By Kieran Cooke, Climate News NetworkThis piece first appeared at Climate News Network.

LONDON — As fire crews battle to control the forest fires that have been devastating areas of the western US, a bleak warning has been issued that such fires in future are likely to break out over longer periods and wider areas each year, and create up to twice as much smoke.

Forest wildfires are a regular event in California and other states in the western US, but this year’s conflagrations are being described as some of the worst on record. One fire, which has threatened California’s Yosemite National Park, was at one stage spread over nearly 200,000 acres, or more than 300 square miles.
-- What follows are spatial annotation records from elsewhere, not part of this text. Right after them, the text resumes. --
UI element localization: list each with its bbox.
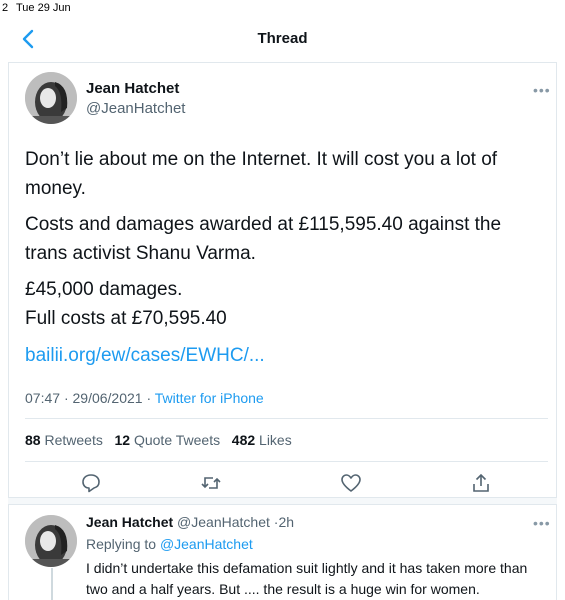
reply-age: 2h	[278, 514, 295, 530]
thread-line	[51, 568, 53, 600]
like-button[interactable]	[340, 472, 362, 494]
author-handle[interactable]: @JeanHatchet	[86, 100, 185, 117]
tweet-paragraph-3-line-2: Full costs at £70,595.40	[25, 308, 227, 329]
reply-header: Jean Hatchet @JeanHatchet ·2h	[86, 514, 295, 530]
tweet-paragraph-3-line-1: £45,000 damages.	[25, 279, 183, 300]
author-name[interactable]: Jean Hatchet	[86, 80, 179, 97]
divider	[25, 418, 548, 419]
tweet-meta: 07:47 · 29/06/2021 · Twitter for iPhone	[25, 390, 264, 406]
reply-avatar[interactable]	[25, 515, 77, 567]
tweet-source[interactable]: Twitter for iPhone	[155, 390, 264, 406]
divider	[25, 461, 548, 462]
like-icon	[341, 474, 361, 492]
retweet-button[interactable]	[200, 472, 222, 494]
retweet-icon	[201, 477, 221, 489]
reply-icon	[82, 474, 100, 493]
tweet-actions	[0, 472, 565, 496]
tweet-link[interactable]: bailii.org/ew/cases/EWHC/...	[25, 341, 545, 370]
reply-button[interactable]	[80, 472, 102, 494]
reply-author-name[interactable]: Jean Hatchet	[86, 514, 173, 530]
tweet-date: 29/06/2021	[72, 390, 143, 406]
status-fragment: 2	[2, 2, 9, 14]
reply-more-icon[interactable]: •••	[533, 515, 551, 531]
section-separator	[8, 497, 557, 505]
tweet-paragraph-2: Costs and damages awarded at £115,595.40…	[25, 214, 502, 264]
status-date: Tue 29 Jun	[16, 2, 71, 14]
quote-tweets-stat[interactable]: 12 Quote Tweets	[115, 432, 221, 448]
more-icon[interactable]: •••	[533, 82, 551, 98]
reply-author-handle[interactable]: @JeanHatchet	[177, 514, 270, 530]
page-title: Thread	[257, 30, 308, 47]
tweet-stats: 88 Retweets 12 Quote Tweets 482 Likes	[25, 432, 292, 448]
likes-stat[interactable]: 482 Likes	[232, 432, 292, 448]
tweet-time: 07:47	[25, 390, 61, 406]
share-icon	[473, 473, 489, 492]
replying-to-handle[interactable]: @JeanHatchet	[160, 536, 253, 552]
share-button[interactable]	[470, 472, 492, 494]
reply-text: I didn’t undertake this defamation suit …	[86, 560, 528, 597]
retweets-stat[interactable]: 88 Retweets	[25, 432, 103, 448]
avatar[interactable]	[25, 72, 77, 124]
replying-to: Replying to @JeanHatchet	[86, 536, 253, 552]
navigation-bar: Thread	[0, 16, 565, 62]
tweet-paragraph-1: Don’t lie about me on the Internet. It w…	[25, 149, 498, 199]
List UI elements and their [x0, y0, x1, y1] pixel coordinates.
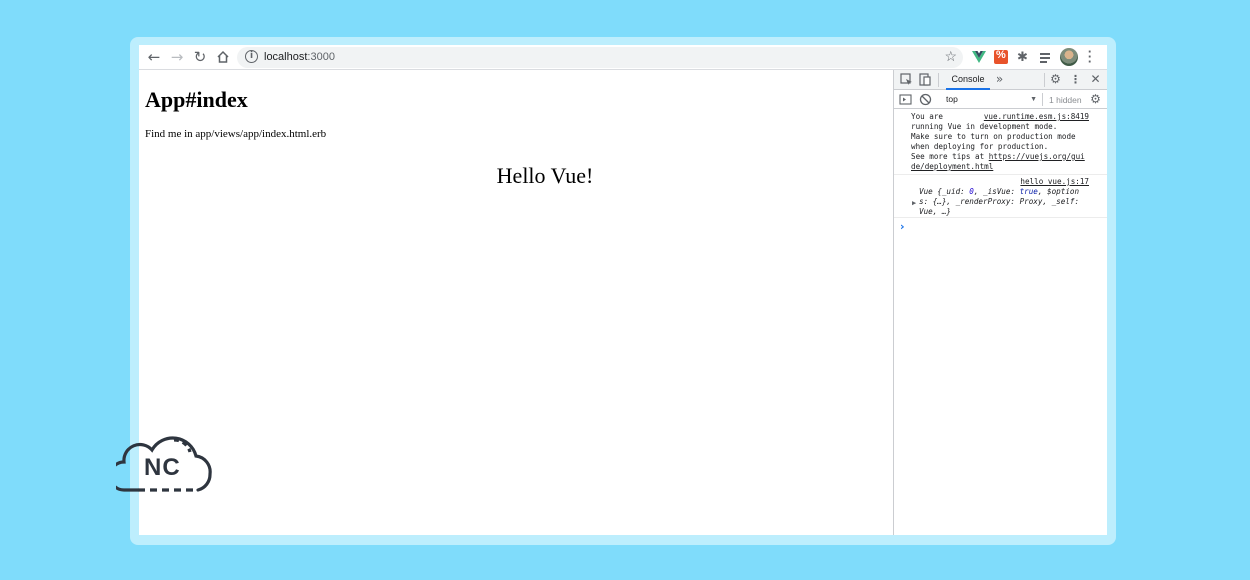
- back-icon[interactable]: ←: [146, 49, 162, 65]
- message-source-link[interactable]: vue.runtime.esm.js:8419: [984, 112, 1089, 122]
- clear-console-icon[interactable]: [919, 93, 932, 106]
- avatar[interactable]: [1060, 48, 1078, 66]
- address-bar[interactable]: i localhost:3000 ☆: [237, 47, 963, 68]
- separator: [938, 73, 939, 87]
- tab-console[interactable]: Console: [946, 70, 990, 90]
- context-selector[interactable]: top ▼: [938, 93, 1039, 106]
- message-source-link[interactable]: hello_vue.js:17: [1020, 177, 1089, 187]
- page-hint: Find me in app/views/app/index.html.erb: [145, 128, 327, 140]
- vue-devtools-icon[interactable]: [972, 50, 986, 64]
- devtools-tabbar: Console » ⚙ ⋮ ✕: [894, 70, 1107, 90]
- devtools-panel: Console » ⚙ ⋮ ✕ top ▼ 1 hidden ⚙ vue.run…: [893, 70, 1107, 535]
- url-text[interactable]: localhost:3000: [264, 51, 335, 63]
- hidden-count[interactable]: 1 hidden: [1049, 95, 1082, 105]
- console-prompt[interactable]: ›: [900, 220, 905, 233]
- chevron-down-icon: ▼: [1030, 96, 1037, 103]
- puzzle-icon[interactable]: ✱: [1017, 50, 1031, 64]
- browser-window: ← → ↻ i localhost:3000 ☆ ✱ ··· App#index…: [139, 45, 1107, 535]
- sidebar-toggle-icon[interactable]: [899, 93, 912, 106]
- extension-icon[interactable]: [994, 49, 1008, 64]
- nc-cloud-logo: NC: [108, 430, 214, 492]
- separator: [1042, 93, 1043, 106]
- console-settings-icon[interactable]: ⚙: [1089, 93, 1102, 106]
- forward-icon[interactable]: →: [169, 49, 185, 65]
- page-content: App#index Find me in app/views/app/index…: [139, 70, 893, 535]
- console-message: hello_vue.js:17 ▶ Vue {_uid: 0, _isVue: …: [894, 176, 1107, 218]
- docs-link-continued[interactable]: de/deployment.html: [911, 162, 993, 172]
- home-icon[interactable]: [215, 49, 231, 65]
- expand-triangle-icon[interactable]: ▶: [912, 198, 916, 208]
- logged-object[interactable]: Vue {_uid: 0, _isVue: true, $option: [919, 187, 1079, 197]
- reload-icon[interactable]: ↻: [192, 49, 208, 65]
- logo-text: NC: [144, 454, 181, 481]
- device-toolbar-icon[interactable]: [918, 73, 931, 86]
- reading-list-icon[interactable]: [1040, 50, 1054, 64]
- star-icon[interactable]: ☆: [944, 48, 957, 65]
- devtools-menu-icon[interactable]: ⋮: [1069, 73, 1082, 86]
- vue-message: Hello Vue!: [496, 163, 594, 188]
- docs-link[interactable]: https://vuejs.org/gui: [989, 152, 1085, 161]
- page-title: App#index: [145, 87, 248, 112]
- close-icon[interactable]: ✕: [1089, 73, 1102, 86]
- inspect-icon[interactable]: [900, 73, 913, 86]
- more-tabs-icon[interactable]: »: [993, 73, 1006, 86]
- menu-icon[interactable]: · · ·: [1085, 45, 1095, 68]
- browser-toolbar: ← → ↻ i localhost:3000 ☆ ✱ ···: [139, 45, 1107, 70]
- separator: [1044, 73, 1045, 87]
- info-icon[interactable]: i: [245, 50, 258, 63]
- console-message: vue.runtime.esm.js:8419 You are running …: [894, 111, 1107, 175]
- settings-icon[interactable]: ⚙: [1049, 73, 1062, 86]
- console-toolbar: top ▼ 1 hidden ⚙: [894, 90, 1107, 109]
- context-value: top: [946, 94, 958, 104]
Environmental scientists at Harvard School of Engineering and Applied Sciences (SEAS) fed data into a number of models to come up with predictions about how such fires will behave in future. The data included not only historical records of fires but also seasonal temperatures, relative humidity levels, and amounts of brush and dry fuel on the forest floor over six “ecoregions” in the western states.

The models were matched with data from the fourth Intergovernmental Panel on Climate Change (IPCC) report on possible future atmospheric and climatological conditions for the year 2050. Based on this multi-model approach, the Harvard team was then able to calculate the likely extent of fires in mid-century, and to gauge areas that would be burned.

“We weren’t altogether certain what we would find when we started this project,” says Loretta J Mickley, the study’s co-author and a senior research fellow in atmospheric chemistry at Harvard SEAS.

Conducive to fires

“In the future, we expect warmer temperatures, which are conducive to fires, but it’s not apparent what the rainfall and relative humidity will do. Warmer air can hold more water vapour, for instance, but what does this mean for fires?

“It turns out that, for the western US, the biggest driver for fires in the future is temperature, and that result appears robust across models. When you get a large temperature increase over time, as we are seeing, and little rainfall, fires will increase in size.”

Among the study’s forecasts for fires in the western US in 2050 are:

Areas burned in the month of August could increase by 65% in the Pacific Northwest, nearly double in the Eastern Rocky mountains, and quadruple in the Rocky Mountains Forest region.

Probability of large fires could increase by factors of two or three.

The start dates of the “fire season” could be earlier (late April instead of mid-May) and the end date could be later (mid-October instead of early October).

During the last 40 years, air quality has improved considerably over much of the US, mainly due to government efforts on regulating emissions. However, the study predicts that, due to more fires, smoke levels could increase by between 20% and 100% by 2050.

“I think what people need to realise is that embedded in those curves showing the tiny temperature increases year after year are more extreme events that can be quite serious,” Mickley says. “It doesn’t bode well.”